NFC in mobile phones - time to shift paradigms
Posted by Patrick Sweeney on Sat, Nov 20, 2010
The technology community has been the most fervent adopters of the "paradigm shift" mentality. The definition was made famous by Thomas Kuhn in his seminal book The Structure of Scientific Revolution.
According to Kuhn an original paradigm must change when practitioners recognize an "acute problem" with the existing theory and practice.
Google's CEO Eric Schmidt stated the acute problem with the current NFC on mobile phones paradigm last week at Web 2.0. He gushed an exciting future vision of "never taking the phone from your pocket" while it gathers data and checks you in to places or reads other phones.
Schmidt described an entirely new paradigm that NFC cannot deliver.
The idea of using NFC in phones because other countries have done it, because technology is availble, because there are dedicated journals and groups, etc. are classic signs - according to Kuhn - leading to a required paradigm shift to breakthrough to the next level of performance.The shift has to be to UHF RFID on mobile phones.
The first acute problem with NFC is read distance. To have high utility we need 1-2 meters.
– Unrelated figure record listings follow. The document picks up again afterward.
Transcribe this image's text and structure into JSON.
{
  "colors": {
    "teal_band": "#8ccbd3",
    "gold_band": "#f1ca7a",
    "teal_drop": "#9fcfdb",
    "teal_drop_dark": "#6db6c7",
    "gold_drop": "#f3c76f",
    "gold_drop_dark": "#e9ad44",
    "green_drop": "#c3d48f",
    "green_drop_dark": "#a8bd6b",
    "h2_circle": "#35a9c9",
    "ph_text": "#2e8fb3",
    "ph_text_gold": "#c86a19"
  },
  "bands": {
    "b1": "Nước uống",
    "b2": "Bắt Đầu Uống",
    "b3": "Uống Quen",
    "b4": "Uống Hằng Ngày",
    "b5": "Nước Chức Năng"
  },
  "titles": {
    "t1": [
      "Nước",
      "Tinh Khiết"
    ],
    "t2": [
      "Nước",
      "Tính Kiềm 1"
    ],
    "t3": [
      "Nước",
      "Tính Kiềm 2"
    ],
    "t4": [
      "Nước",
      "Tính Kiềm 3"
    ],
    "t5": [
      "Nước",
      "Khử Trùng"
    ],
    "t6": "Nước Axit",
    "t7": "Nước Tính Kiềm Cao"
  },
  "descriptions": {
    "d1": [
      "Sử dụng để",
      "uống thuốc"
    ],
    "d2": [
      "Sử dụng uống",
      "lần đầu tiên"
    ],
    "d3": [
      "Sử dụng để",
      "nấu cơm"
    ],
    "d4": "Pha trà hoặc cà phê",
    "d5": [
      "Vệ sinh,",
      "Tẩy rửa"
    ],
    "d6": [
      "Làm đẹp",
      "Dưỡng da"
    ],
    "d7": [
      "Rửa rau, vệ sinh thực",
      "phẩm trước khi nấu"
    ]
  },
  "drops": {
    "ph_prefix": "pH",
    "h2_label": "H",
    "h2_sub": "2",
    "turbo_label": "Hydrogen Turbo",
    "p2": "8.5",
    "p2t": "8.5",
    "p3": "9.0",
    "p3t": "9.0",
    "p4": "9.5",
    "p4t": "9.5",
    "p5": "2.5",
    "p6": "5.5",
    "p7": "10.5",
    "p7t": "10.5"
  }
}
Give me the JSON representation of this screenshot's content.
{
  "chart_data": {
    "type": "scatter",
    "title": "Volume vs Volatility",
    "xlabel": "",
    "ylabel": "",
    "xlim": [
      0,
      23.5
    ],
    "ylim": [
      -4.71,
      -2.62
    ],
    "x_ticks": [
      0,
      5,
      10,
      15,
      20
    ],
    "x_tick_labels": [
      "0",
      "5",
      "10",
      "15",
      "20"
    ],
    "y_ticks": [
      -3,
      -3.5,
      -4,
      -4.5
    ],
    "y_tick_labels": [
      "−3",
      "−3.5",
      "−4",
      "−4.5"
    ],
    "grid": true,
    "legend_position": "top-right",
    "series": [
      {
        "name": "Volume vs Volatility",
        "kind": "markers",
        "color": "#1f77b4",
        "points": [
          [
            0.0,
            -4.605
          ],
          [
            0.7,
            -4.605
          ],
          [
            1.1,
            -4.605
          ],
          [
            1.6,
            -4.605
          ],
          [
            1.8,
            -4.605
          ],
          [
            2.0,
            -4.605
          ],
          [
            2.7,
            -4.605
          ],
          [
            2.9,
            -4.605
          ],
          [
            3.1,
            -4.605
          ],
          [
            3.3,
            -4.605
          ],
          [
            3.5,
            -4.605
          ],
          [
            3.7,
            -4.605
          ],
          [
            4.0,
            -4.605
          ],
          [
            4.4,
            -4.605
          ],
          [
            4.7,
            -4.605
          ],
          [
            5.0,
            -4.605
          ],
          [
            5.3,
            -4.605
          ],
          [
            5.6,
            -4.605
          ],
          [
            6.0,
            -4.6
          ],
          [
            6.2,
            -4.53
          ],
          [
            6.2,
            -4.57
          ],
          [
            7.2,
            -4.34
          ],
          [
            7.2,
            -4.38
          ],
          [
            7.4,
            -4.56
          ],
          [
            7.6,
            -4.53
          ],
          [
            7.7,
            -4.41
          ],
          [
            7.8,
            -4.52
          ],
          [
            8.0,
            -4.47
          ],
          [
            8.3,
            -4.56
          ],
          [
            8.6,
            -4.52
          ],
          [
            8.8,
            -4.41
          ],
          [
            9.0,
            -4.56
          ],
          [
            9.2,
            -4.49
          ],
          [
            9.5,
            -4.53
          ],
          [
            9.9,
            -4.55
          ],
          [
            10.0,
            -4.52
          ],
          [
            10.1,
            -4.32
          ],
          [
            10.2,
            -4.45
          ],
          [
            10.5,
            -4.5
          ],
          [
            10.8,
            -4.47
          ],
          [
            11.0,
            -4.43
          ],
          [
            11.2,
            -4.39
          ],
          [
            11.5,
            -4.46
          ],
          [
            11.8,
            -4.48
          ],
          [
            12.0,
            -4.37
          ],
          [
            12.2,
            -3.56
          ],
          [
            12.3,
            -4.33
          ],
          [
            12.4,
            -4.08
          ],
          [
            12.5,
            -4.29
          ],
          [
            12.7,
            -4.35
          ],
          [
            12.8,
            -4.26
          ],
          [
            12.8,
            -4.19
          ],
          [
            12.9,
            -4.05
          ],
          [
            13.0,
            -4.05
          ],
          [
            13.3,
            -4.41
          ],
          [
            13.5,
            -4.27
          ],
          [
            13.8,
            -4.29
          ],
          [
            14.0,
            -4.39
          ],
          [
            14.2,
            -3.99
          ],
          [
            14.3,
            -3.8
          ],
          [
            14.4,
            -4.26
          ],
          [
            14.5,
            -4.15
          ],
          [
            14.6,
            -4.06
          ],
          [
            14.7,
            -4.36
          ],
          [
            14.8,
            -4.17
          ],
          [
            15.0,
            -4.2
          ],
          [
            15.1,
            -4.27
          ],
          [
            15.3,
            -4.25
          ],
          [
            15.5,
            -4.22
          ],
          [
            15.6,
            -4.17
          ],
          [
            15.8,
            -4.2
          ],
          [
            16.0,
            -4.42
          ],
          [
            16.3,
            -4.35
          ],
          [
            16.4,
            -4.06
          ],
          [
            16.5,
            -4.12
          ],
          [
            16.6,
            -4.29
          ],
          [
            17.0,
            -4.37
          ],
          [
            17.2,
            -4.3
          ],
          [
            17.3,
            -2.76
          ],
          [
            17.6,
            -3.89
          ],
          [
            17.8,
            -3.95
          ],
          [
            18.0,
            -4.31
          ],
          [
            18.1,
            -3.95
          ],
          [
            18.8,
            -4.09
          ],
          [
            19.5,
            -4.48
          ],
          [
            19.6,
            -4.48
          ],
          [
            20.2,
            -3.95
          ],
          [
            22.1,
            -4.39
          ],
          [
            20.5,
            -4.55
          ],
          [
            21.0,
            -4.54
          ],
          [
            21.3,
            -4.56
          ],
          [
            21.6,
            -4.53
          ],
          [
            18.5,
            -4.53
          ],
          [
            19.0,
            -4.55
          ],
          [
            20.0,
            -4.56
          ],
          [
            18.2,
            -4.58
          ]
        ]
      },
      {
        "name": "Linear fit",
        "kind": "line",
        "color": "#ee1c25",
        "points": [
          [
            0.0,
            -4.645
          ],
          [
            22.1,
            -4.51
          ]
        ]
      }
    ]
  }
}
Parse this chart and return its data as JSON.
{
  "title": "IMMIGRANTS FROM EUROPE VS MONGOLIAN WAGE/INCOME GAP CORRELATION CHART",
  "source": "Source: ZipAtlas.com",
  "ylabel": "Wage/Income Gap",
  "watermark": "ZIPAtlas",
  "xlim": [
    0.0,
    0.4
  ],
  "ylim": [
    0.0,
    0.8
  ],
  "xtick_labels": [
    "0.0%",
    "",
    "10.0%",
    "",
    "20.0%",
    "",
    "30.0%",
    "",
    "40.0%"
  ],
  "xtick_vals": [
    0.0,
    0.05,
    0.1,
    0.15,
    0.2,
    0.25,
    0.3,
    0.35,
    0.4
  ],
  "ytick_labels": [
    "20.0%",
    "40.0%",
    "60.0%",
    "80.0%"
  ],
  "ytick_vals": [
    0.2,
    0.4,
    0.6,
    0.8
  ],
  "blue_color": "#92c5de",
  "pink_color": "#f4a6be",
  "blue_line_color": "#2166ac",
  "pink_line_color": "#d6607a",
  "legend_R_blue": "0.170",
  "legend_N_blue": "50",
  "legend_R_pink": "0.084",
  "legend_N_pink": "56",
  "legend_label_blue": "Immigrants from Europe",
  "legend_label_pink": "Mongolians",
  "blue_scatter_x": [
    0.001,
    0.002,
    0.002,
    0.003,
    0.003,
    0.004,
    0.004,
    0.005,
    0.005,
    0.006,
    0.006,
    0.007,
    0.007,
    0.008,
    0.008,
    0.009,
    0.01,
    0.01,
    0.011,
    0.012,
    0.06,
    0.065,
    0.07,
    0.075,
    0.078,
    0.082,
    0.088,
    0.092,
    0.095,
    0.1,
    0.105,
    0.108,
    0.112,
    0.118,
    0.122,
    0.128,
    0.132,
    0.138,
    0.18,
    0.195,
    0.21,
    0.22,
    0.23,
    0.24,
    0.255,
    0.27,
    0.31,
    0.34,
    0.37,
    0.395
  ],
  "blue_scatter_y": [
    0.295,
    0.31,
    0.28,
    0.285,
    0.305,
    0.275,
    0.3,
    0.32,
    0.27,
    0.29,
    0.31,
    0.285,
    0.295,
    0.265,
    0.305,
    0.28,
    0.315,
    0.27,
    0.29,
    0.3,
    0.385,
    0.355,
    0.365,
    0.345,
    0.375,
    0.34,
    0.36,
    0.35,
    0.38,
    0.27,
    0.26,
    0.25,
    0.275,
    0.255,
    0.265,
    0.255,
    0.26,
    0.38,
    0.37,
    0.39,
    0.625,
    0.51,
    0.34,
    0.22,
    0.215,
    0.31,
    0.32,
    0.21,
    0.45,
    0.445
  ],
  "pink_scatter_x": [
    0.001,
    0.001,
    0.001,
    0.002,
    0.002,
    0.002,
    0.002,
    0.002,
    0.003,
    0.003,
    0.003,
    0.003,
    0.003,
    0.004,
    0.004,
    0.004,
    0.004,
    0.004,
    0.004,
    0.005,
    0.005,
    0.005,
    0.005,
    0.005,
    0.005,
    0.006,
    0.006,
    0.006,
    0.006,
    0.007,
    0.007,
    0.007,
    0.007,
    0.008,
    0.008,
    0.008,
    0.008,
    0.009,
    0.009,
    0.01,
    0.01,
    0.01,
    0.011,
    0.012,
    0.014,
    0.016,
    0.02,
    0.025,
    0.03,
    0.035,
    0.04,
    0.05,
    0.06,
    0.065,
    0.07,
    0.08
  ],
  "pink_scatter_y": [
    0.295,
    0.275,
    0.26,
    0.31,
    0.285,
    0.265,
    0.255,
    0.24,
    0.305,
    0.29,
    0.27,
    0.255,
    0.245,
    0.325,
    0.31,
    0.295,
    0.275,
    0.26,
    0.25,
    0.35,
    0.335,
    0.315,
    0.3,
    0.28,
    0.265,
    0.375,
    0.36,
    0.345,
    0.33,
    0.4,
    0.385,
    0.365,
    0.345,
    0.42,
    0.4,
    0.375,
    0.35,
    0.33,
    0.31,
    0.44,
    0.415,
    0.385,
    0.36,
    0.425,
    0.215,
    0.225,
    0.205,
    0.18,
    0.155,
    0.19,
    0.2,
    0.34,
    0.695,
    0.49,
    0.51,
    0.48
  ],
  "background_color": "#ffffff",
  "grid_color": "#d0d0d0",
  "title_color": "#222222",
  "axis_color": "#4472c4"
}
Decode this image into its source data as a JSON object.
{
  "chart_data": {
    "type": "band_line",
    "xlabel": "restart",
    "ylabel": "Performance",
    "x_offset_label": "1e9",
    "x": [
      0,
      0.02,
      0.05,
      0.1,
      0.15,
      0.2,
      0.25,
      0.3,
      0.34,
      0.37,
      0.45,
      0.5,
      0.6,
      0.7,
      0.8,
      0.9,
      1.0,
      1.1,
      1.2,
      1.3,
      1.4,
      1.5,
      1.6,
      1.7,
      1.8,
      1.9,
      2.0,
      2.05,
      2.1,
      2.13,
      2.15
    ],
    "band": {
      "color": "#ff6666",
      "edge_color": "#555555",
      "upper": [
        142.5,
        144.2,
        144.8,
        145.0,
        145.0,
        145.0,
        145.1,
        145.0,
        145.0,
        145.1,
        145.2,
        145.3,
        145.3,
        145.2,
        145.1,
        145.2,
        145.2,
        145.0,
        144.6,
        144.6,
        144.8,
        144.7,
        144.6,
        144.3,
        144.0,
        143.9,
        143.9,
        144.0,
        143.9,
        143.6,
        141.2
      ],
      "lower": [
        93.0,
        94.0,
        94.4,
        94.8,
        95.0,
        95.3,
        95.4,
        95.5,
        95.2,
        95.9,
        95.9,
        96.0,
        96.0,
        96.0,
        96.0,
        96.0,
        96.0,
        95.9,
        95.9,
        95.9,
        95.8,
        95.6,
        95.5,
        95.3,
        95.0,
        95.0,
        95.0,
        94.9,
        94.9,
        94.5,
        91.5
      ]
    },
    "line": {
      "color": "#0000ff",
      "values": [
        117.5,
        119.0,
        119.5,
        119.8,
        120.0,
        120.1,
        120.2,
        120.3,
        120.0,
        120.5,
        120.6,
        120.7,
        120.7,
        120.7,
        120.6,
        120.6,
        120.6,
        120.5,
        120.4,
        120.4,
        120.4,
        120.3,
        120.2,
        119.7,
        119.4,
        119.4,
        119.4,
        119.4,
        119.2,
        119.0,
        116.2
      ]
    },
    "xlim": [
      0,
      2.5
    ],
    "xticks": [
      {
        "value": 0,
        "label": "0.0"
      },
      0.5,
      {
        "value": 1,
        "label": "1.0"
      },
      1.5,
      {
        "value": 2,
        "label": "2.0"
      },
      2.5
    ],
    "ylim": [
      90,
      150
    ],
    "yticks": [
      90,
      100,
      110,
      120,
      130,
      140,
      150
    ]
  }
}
NFC offers 1-2 centimeters.
The second acute problem, that has not emerged so obviously, is interoperability. If mobile phones are to be used widely with RFID i.e. reading patient wristbands by doctors, comparing prices on designer jeans, topping off ski passes - all will require UHF ISO 18000-6c read capability because that is where the markets have migrated.
The last acute problem with NFC (and I am not suggesting my list is comprehensive) is cost. NFC is based on ISO 1443 at high frequency and tag costs are almost double UHF and htere are a lot more metals used in a tag sometimes 300% more!
Time for mobile phone manufacturers to shift paradigms.
The first mobile phone manufacturer with a UHF phone and easily accessible software development platform will ahve a hit bigger than the iPhone - I guarantee it!